MST Therapists do the work in the family home rather than in a clinic and are on call 24 hours a day. Appointments are made to suit the family so they may take place in the evening or at weekends. The Therapists tailor their working week and time-off accordingly and in co-ordination with the Supervisor and the other therapists. The MST Team will cover each other so that during time off, families can be supported and be in contact with the team. Remuneration takes account of the flexibility expected of the therapist. The average caseload isfour to six families. In the beginning, the worker may be in the home every day. As needed, they will spend time at school and meet with the young person’s peer group and extended family. A key part of the process begins with engaging the family, a significant challenge in some cases. MST Therapists are closely supervised and monitored for adherence to the MST principles and receive weekly guidance and feedback about their interventions with the families on their caseloads.
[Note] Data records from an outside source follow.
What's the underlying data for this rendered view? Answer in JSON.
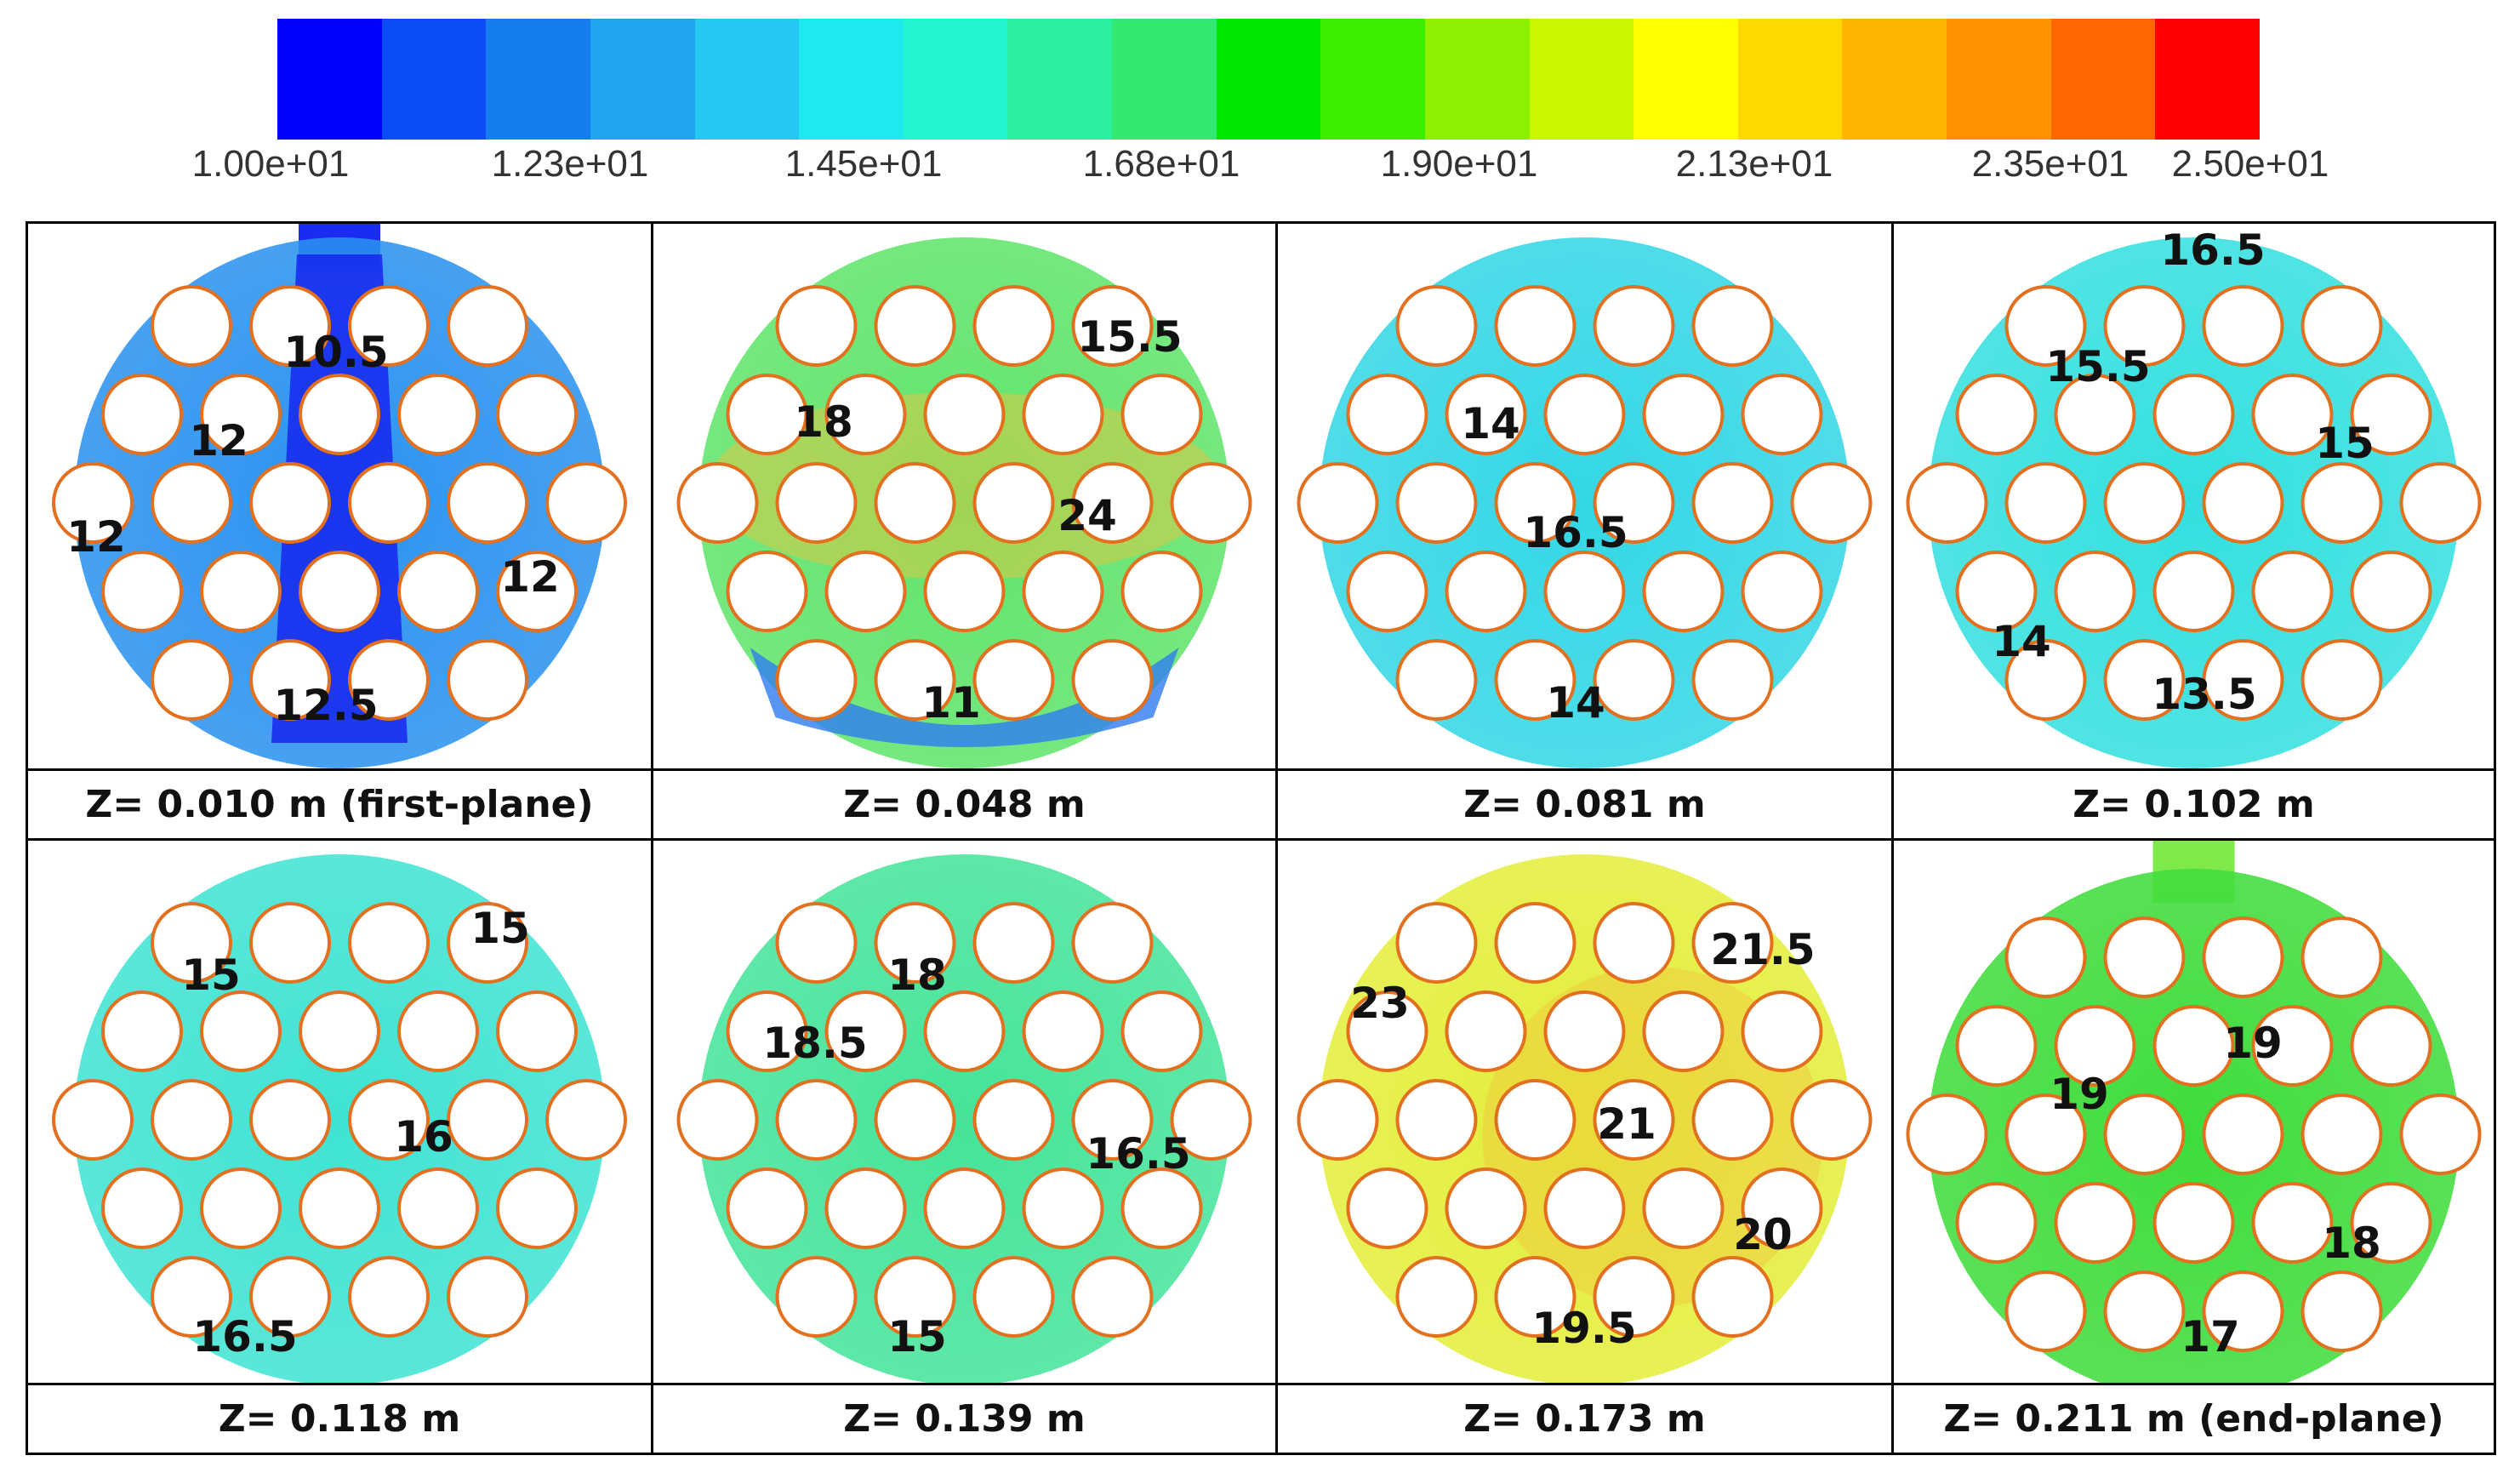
{
  "legend": {
    "colors": [
      "#0000ff",
      "#0a4cf5",
      "#157df0",
      "#20a6ee",
      "#25c8f0",
      "#20e8f0",
      "#22f5d0",
      "#2bf0a0",
      "#33e870",
      "#00e800",
      "#3cef00",
      "#8ef000",
      "#c9f700",
      "#ffff00",
      "#ffd800",
      "#ffb500",
      "#ff9200",
      "#ff6800",
      "#ff0000"
    ],
    "ticks": [
      "1.00e+01",
      "1.23e+01",
      "1.45e+01",
      "1.68e+01",
      "1.90e+01",
      "2.13e+01",
      "2.35e+01",
      "2.50e+01"
    ],
    "min": 10.0,
    "max": 25.0
  },
  "panels": [
    {
      "caption": "Z= 0.010 m (first-plane)",
      "base_color": "#2a92f0",
      "inlet": "top",
      "labels": [
        "10.5",
        "12",
        "12",
        "12",
        "12.5"
      ]
    },
    {
      "caption": "Z= 0.048 m",
      "base_color": "#5fe46a",
      "inlet": null,
      "labels": [
        "15.5",
        "18",
        "24",
        "11"
      ]
    },
    {
      "caption": "Z= 0.081 m",
      "base_color": "#33d7e6",
      "inlet": null,
      "labels": [
        "14",
        "16.5",
        "14"
      ]
    },
    {
      "caption": "Z= 0.102 m",
      "base_color": "#33e0df",
      "inlet": null,
      "labels": [
        "16.5",
        "15.5",
        "15",
        "14",
        "13.5"
      ]
    },
    {
      "caption": "Z= 0.118 m",
      "base_color": "#3fe3d3",
      "inlet": null,
      "labels": [
        "15",
        "15",
        "16",
        "16.5"
      ]
    },
    {
      "caption": "Z= 0.139 m",
      "base_color": "#45e49a",
      "inlet": null,
      "labels": [
        "18",
        "18.5",
        "16.5",
        "15"
      ]
    },
    {
      "caption": "Z= 0.173 m",
      "base_color": "#e3ee3a",
      "inlet": null,
      "labels": [
        "21.5",
        "23",
        "21",
        "20",
        "19.5"
      ]
    },
    {
      "caption": "Z= 0.211 m (end-plane)",
      "base_color": "#3fdc3c",
      "inlet": "top",
      "labels": [
        "19",
        "19",
        "18",
        "17"
      ]
    }
  ]
}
The MST process begins with the identification of the problem behaviours, a process that involves the whole family. In other words, parents are key in identifying treatment targets. Examples of these behaviours include non-compliance with family rules, failure to attend school, failure to complete school work, substance use, disrespect to authority figures, and assaultive behaviour. While the focus is on elimination of problem behaviours, this is accomplished in great measure by building on strengths. The assessment process also involves identifying the strengths in the young person and his/her family, which can include a hobby, athletic ability, a trusting relationship with an extended family member or teacher, warmth and love among family members. The next step is an assessment of the factors in the young person’s ecology that support the continuation of the problem behaviours and the factors that operate as obstacles to their elimination. These factors may be found in any sphere of the young person’s ecology: family, peers, school, neighbourhood or the linkages among them. Therefore, therapists are called upon to find information from all of these sources, by going to the school, spending time with the peer group, or speaking with extended family members. Examples of these factors might include poor discipline skills on the part of the parents or teachers, marital discord, parental substance use, poor supervision, peer reinforcement of problem behaviours, neighbourhood culture, that condones violence or encourages antisocial values, low commitment to education, chaotic school environment, poor parent-to-school communication, or financial stresses experienced by the family.

By identifying the “fit” between the problems and the broader systemic context, MST Therapists are defining both the targets of intervention and the indicators of whether the measures undertaken have been effective. A therapeutic strategy should produce observable results in the problem behaviour or else the strategy is revised. In other words, positive changes in the behaviour (eg, school attendance) is used as indication that the intervention (eg, parent contacting the school daily) is on the right track. Failure to achieve positive changes requires a reassessment of the “fit” and plainly indicates the need to try a new approach. The MST service providers are ultimately accountable for overcoming barriers to change. Blaming language such as “sabotage,” “resistance,” and “intractable problems” are not permitted. In fact, diagnostic labels of any type are discouraged in favour of a perspective that focuses on challenges and strengths.
MST is designed to be an intense but short-term involvement that can result in the generalisation of treatment gains over the long-term. Ideally, the frequency and duration of contacts will decrease over time, being intense in the beginning but lessening as improvements are observed. No social service intervention can last forever, so the ultimate goal is to empower the family or other caregiver to continue with the strategies and interventions that were successful. The clearly articulated definition of success permits objective definition of when the case can be closed.